Conscients du rôle qu’ils doivent jouer, des jeunes blogueurs des trois pays se sont rencontrés et ont échangé à Abidjan, sur invitation de l’ONG Radio Nederland Internationale (RNW(, présente en Afrique à travers plusieurs plateformes dont This Is Africa, Habari RDC et Yaga Burundi.

Les Burundais qui sont en pleine crise ont surtout voulu apprendre des jeunes ivoiriens comment gérer au mieux celle-ci, car la crise ivoirienne connaît relativement un meilleur dénouement depuis quelques années. Les Congolais, eux ont voulu s’enquérir des expériences ivoiriennes et burundaises comment prévenir et amortir le choc des crises qui se profilent à l’horizon, chez eux. Le président congolais se maintient au pouvoir au-delà de son deuxième et dernier mandat constitutionnel. Son entourage ne cesse de multiplier des subterfuges pour le maintenir encore plus longtemps, alors qu’un consensus avec l’opposition lui donnait déjà une année de transition pour organiser les élections, la volonté politique n’est pas au rendez-vous et une deuxième année hautement risquée s’annonce déjà.

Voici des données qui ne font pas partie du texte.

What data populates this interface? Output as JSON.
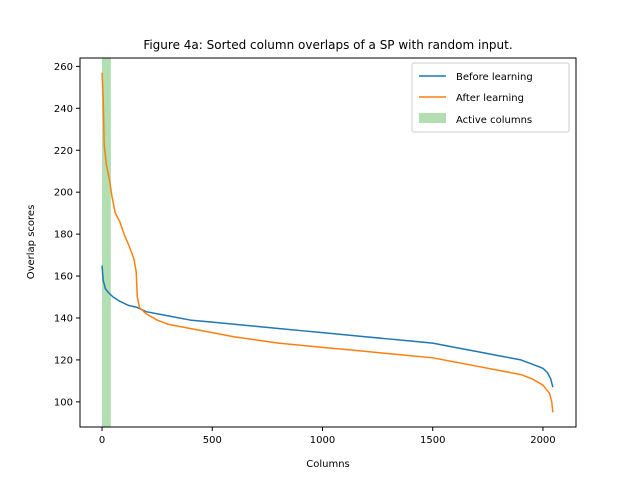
{
  "chart_data": {
    "type": "line",
    "title": "Figure 4a: Sorted column overlaps of a SP with random input.",
    "xlabel": "Columns",
    "ylabel": "Overlap scores",
    "xlim": [
      -100,
      2150
    ],
    "ylim": [
      88,
      264
    ],
    "xticks": [
      0,
      500,
      1000,
      1500,
      2000
    ],
    "yticks": [
      100,
      120,
      140,
      160,
      180,
      200,
      220,
      240,
      260
    ],
    "grid": false,
    "legend_position": "top-right",
    "active_columns": {
      "name": "Active columns",
      "x_start": 0,
      "x_end": 40,
      "color": "#b2dfb2"
    },
    "series": [
      {
        "name": "Before learning",
        "color": "#1f77b4",
        "points": [
          [
            0,
            165
          ],
          [
            5,
            158
          ],
          [
            15,
            154
          ],
          [
            30,
            152
          ],
          [
            50,
            150
          ],
          [
            80,
            148
          ],
          [
            120,
            146
          ],
          [
            160,
            145
          ],
          [
            200,
            143
          ],
          [
            300,
            141
          ],
          [
            400,
            139
          ],
          [
            500,
            138
          ],
          [
            600,
            137
          ],
          [
            700,
            136
          ],
          [
            800,
            135
          ],
          [
            900,
            134
          ],
          [
            1000,
            133
          ],
          [
            1100,
            132
          ],
          [
            1200,
            131
          ],
          [
            1300,
            130
          ],
          [
            1400,
            129
          ],
          [
            1500,
            128
          ],
          [
            1600,
            126
          ],
          [
            1700,
            124
          ],
          [
            1800,
            122
          ],
          [
            1900,
            120
          ],
          [
            1950,
            118
          ],
          [
            2000,
            116
          ],
          [
            2020,
            114
          ],
          [
            2035,
            111
          ],
          [
            2045,
            107
          ]
        ]
      },
      {
        "name": "After learning",
        "color": "#ff7f0e",
        "points": [
          [
            0,
            257
          ],
          [
            5,
            245
          ],
          [
            10,
            222
          ],
          [
            20,
            213
          ],
          [
            35,
            205
          ],
          [
            45,
            198
          ],
          [
            60,
            190
          ],
          [
            80,
            186
          ],
          [
            100,
            180
          ],
          [
            120,
            175
          ],
          [
            135,
            171
          ],
          [
            145,
            168
          ],
          [
            155,
            162
          ],
          [
            160,
            150
          ],
          [
            170,
            145
          ],
          [
            200,
            142
          ],
          [
            250,
            139
          ],
          [
            300,
            137
          ],
          [
            400,
            135
          ],
          [
            500,
            133
          ],
          [
            600,
            131
          ],
          [
            700,
            129.5
          ],
          [
            800,
            128
          ],
          [
            900,
            127
          ],
          [
            1000,
            126
          ],
          [
            1100,
            125
          ],
          [
            1200,
            124
          ],
          [
            1300,
            123
          ],
          [
            1400,
            122
          ],
          [
            1500,
            121
          ],
          [
            1600,
            119
          ],
          [
            1700,
            117
          ],
          [
            1800,
            115
          ],
          [
            1900,
            113
          ],
          [
            1950,
            111
          ],
          [
            2000,
            108
          ],
          [
            2030,
            104
          ],
          [
            2040,
            100
          ],
          [
            2045,
            95
          ]
        ]
      }
    ]
  }
}
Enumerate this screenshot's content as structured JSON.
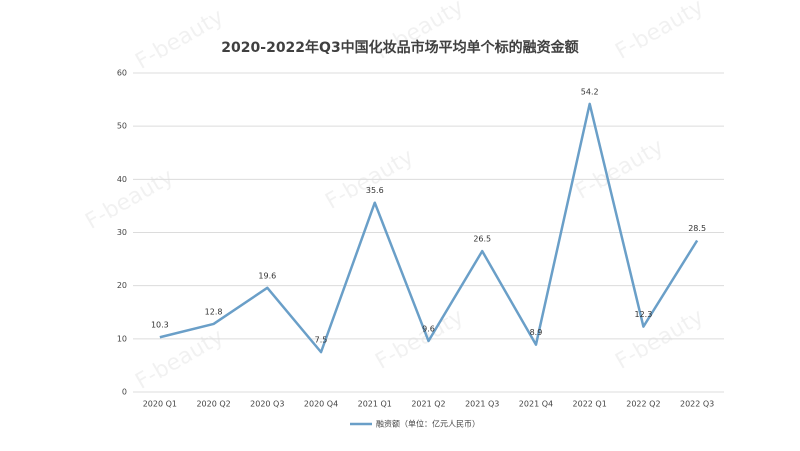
{
  "chart_data": {
    "type": "line",
    "title": "2020-2022年Q3中国化妆品市场平均单个标的融资金额",
    "watermark": "F-beauty",
    "categories": [
      "2020 Q1",
      "2020 Q2",
      "2020 Q3",
      "2020 Q4",
      "2021 Q1",
      "2021 Q2",
      "2021 Q3",
      "2021 Q4",
      "2022 Q1",
      "2022 Q2",
      "2022 Q3"
    ],
    "series": [
      {
        "name": "融资额（单位：亿元人民币）",
        "color": "#6a9fc8",
        "values": [
          10.3,
          12.8,
          19.6,
          7.5,
          35.6,
          9.6,
          26.5,
          8.9,
          54.2,
          12.3,
          28.5
        ]
      }
    ],
    "ylim": [
      0,
      60
    ],
    "yticks": [
      0,
      10,
      20,
      30,
      40,
      50,
      60
    ],
    "grid": true,
    "legend": "bottom"
  }
}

Quelques blogueurs autour d’un responsable de Rnw

Reproduire le schéma ivoirien et l’appliquer au Burundi

Armel Ras est éditeur chez Yaga Burundi, la plateforme de 70 blogueurs burundais.  » Les crises électorales ne sont pas un scenario d’un seul pays, dans plusieurs pays africains c’est souvent le cas. Mais ce qui est bien avec la côte d’ivoire c’est qu’elle semble avoir transcendé la crise, les belligérants ont dépassé leurs divisions! C’est ainsi qu’on espère reproduire le schéma ivoirien et l’appliquer au Burundi pour quitter la crise électorale dans laquelle on est plongé depuis 2015« , s’est-il confié.

« Quant aux blogueurs congolais, nous pensons plutôt qu’ils peuvent apprendre de notre expérience. Car nous sommes nous dans une crise, eux sont dans une pré-crise. Alors c’est avec plaisir que l’on pourra partager notre expérience pour qu’ils évitent au mieux les dégâts dans leur pays », a-t-il ajouté.

La côte d’ivoire et le Burundi  vont inspirer le Congo

«  Il y a deux grandes occasions qui nous sont offerts nous blogueurs congolais, d’abord les Burundais gèrent déjà une crise, et ils la gèrent avec tact. Disons qu’ils nous ont précédés dans cela. Yaga Burundi a raconté des histoires sur la crise sans les exacerber. Nous espérons ainsi apprendre à se comporter comme eux. Puis, les ivoiriens ont eu une méthode particulière a gérer et raconter les crises nées du conflit Ouattara et Gbagbo sans les exacerber. Ces deux cas sont très enrichissants pour nous congolais, car si l’on ne fait pas très attention, la crise congolaise qui pourrait survenir serait pire que les deux. Ces échanges d’expériences sont donc très importants car nous apprendrons sur le style et la forme de raconter et d’écrire des histoires pour éviter au mieux les blessures », a confié Didier Mukaleng Makal, éditeur et blogueur congolais de Habari RDC.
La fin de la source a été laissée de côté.